Media: China owns very little farmland in US
Lawmakers seeking to erect high walls around plots, a move sparking concern

Fears of China buying up land in the United States have been grabbing headlines for quite a while despite the fact that China owns very little land in the country.
Since 2017, a company called Flannery Associates has been buying large plots of land in an agricultural region nearly 100 kilometers northeast of San Francisco near Travis Air Force Base, spending more than $800 million.
Unfamiliar with the firm, local people and some lawmakers speculated that it might be the Chinese buying the land with "potential to harm US security".
However, court documents revealed recently the land was purchased by a group of wealthy Silicon Valley investors, including the co-founders of LinkedIn and Stripe, along with other billionaire venture capitalists.
Despite the small acreage of agricultural land purchased by Chinese interests, fears and rumors of China buying up US land have prompted legislative moves from state legislatures to the federal government.
By the end of May, at least 33 US states had introduced some form of alien land and property bill to exclude Chinese from purchasing land or even homes. While some bills died, at least 12 states passed them into law.
At the federal level, the Senate voted in late July to block businesses based in China, Russia, the Democratic People's Republic of Korea and Iran from purchasing farmland in the US out of so-called concerns that Chinese entities are creating a national security risk by acquiring swaths of US farmland, with some near sensitive sites.
However, an extensive review by NBC News of thousands of documents filed with the US Department of Agriculture, or USDA, confirmed previous reports that the total amount of US agricultural land owned by Chinese interests is less than 1 percent of foreign-owned land.
In total, the Chinese ownership is rather minuscule at less than 0.03 percent of total US agricultural land of 1.3 billion acres (526 million hectares).
The review also found that very few purchases were made by Chinese buyers in the past year and a half. In purchases in 35 states reviewed by NBC News, USDA data showed 11 purchases by Chinese entities, with total acreage below 1,400 from Jan 1,2022, to June 30, 2023.
Some notable purchases made by Chinese entities include 186 acres that Smithfield Foods purchased in 2022 and 2023 in Missouri and North Carolina. The company was acquired by a Chinese firm in 2013 and owns about 128,000 acres of US land.
'Not one of them'
"There are important issues to be addressed between the US and China," Jim Monroe, Smithfield's vice-president of corporate affairs, told NBC News. "Ownership of US agricultural land is not one of them."
Another China-acquired company, Syngenta Group, filed a report that it bought a total of 772 acres across Iowa, Florida and California. However, those purchases had already been reported to the USDA when they were made under the company's former owner, a Swiss company. Syngenta was bought by a Chinese company in 2017.
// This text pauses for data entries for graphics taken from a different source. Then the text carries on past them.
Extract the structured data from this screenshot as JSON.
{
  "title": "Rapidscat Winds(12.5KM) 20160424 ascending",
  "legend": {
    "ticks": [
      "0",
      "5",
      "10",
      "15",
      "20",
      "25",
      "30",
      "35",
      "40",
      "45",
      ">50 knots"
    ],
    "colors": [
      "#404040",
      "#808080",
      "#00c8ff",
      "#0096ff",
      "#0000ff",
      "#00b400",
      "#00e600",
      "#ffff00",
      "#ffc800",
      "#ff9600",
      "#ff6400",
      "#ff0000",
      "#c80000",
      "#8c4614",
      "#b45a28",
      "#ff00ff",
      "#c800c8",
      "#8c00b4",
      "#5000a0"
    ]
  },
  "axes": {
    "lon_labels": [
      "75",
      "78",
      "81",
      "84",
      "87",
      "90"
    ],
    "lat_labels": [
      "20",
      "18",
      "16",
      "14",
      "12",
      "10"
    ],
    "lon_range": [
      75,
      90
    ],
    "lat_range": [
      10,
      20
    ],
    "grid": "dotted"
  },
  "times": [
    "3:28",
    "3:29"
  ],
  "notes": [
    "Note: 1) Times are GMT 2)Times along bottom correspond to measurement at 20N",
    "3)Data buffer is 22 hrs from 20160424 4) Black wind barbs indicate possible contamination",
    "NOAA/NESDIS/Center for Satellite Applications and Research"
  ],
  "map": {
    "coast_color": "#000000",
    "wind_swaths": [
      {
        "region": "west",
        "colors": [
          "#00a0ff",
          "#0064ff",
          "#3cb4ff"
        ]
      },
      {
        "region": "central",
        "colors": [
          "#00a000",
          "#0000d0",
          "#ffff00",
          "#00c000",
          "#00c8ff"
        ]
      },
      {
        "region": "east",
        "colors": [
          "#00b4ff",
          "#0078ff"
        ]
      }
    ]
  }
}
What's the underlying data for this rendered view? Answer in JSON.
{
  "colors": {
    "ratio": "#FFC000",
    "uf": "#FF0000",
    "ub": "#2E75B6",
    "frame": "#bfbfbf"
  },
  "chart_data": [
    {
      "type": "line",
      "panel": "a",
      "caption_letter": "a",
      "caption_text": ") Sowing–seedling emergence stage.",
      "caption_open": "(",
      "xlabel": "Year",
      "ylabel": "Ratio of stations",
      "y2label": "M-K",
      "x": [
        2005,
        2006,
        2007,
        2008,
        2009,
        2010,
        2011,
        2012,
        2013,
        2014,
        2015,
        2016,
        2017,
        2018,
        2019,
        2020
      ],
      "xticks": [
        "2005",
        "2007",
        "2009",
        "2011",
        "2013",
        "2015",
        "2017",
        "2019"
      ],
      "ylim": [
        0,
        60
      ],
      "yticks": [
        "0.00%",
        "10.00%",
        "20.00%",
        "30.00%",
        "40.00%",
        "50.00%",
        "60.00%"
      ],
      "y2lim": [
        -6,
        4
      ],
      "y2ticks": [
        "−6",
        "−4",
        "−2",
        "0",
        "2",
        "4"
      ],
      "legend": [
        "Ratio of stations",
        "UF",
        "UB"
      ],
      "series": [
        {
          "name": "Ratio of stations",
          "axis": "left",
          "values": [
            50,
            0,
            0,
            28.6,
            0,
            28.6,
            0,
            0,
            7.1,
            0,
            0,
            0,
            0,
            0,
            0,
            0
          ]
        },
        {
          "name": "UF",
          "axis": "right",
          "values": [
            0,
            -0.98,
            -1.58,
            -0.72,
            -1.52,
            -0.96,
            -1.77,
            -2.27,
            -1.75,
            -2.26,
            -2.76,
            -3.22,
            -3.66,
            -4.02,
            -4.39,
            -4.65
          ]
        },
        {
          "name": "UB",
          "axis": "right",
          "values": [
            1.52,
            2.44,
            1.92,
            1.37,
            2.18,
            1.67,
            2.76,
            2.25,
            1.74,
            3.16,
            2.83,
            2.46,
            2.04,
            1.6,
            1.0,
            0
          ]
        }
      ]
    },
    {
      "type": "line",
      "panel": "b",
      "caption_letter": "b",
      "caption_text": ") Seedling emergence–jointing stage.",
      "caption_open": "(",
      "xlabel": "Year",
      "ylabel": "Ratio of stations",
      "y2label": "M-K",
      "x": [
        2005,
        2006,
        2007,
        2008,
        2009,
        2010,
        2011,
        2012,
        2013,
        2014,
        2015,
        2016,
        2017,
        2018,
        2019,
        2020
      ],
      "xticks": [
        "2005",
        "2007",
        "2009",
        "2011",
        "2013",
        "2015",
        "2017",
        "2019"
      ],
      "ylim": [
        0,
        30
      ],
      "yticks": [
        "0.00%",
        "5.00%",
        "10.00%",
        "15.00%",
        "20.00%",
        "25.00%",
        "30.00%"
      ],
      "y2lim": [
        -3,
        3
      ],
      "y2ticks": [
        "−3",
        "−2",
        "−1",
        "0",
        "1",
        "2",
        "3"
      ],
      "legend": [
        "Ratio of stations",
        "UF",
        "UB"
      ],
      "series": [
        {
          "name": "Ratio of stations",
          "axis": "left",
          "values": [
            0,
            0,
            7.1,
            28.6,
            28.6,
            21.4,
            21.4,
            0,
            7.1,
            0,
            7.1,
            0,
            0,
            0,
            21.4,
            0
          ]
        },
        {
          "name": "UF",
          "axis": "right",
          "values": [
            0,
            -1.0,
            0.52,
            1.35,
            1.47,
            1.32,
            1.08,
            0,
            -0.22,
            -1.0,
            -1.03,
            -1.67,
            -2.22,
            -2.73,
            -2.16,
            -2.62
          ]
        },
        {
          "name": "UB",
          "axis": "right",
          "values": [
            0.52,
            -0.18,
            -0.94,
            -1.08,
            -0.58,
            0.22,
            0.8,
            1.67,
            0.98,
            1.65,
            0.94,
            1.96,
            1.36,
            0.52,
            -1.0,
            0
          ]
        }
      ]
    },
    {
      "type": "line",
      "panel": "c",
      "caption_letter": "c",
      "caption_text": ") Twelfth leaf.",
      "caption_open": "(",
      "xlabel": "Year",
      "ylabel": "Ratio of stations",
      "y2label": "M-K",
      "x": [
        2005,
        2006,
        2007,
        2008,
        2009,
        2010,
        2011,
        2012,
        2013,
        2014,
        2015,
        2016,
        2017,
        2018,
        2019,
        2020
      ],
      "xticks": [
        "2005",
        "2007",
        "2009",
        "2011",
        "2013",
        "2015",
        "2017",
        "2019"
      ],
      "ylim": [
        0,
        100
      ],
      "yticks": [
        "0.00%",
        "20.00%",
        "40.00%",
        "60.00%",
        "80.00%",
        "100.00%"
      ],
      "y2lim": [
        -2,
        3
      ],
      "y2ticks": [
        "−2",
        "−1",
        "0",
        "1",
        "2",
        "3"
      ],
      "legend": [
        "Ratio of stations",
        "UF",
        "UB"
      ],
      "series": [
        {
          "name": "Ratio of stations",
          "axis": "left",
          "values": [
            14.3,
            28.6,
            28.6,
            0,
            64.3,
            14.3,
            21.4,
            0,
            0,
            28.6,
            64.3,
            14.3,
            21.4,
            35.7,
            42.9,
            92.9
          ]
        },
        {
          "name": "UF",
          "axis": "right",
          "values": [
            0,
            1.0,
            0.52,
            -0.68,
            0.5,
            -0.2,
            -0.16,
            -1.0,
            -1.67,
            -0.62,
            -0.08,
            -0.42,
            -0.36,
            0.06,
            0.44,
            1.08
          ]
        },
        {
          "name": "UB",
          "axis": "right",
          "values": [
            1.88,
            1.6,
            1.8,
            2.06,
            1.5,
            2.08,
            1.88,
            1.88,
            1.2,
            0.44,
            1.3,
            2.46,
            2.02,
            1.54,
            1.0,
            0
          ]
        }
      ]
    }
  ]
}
Saswato Das, a spokesman for Syngenta, told NBC News that the company owns or leases a total of 6,000 acres in the US, and a significant portion of it is being used for research as required by the USDA and the Environmental Protection Agency.
Fufeng USA, a company located in Hong Kong, bought 365 acres in North Dakota but didn't disclose its purchases to the USDA until it became news. Its proximity to Grand Forks Air Force Base raised an alarm in Washington. The size of the land is less than a quarter of the average size of a family farm in North Dakota.
Eric Chutorash, COO of Fufeng USA, dismissed concerns that the plant could be used to spy on the Air Force base. "I can't imagine anyone that we hire that's going to even do that," he told NBC News.
Nevertheless, development of the Fufeng plant was stopped by local, state and federal officials.
The review showed that roughly 3.1 percent, or 400 million acres of US agricultural land, is owned by foreign entities, about half of which is forest.
Canadian interests rank No 1 with the ownership of about one-third of all foreign-owned agricultural land in the US.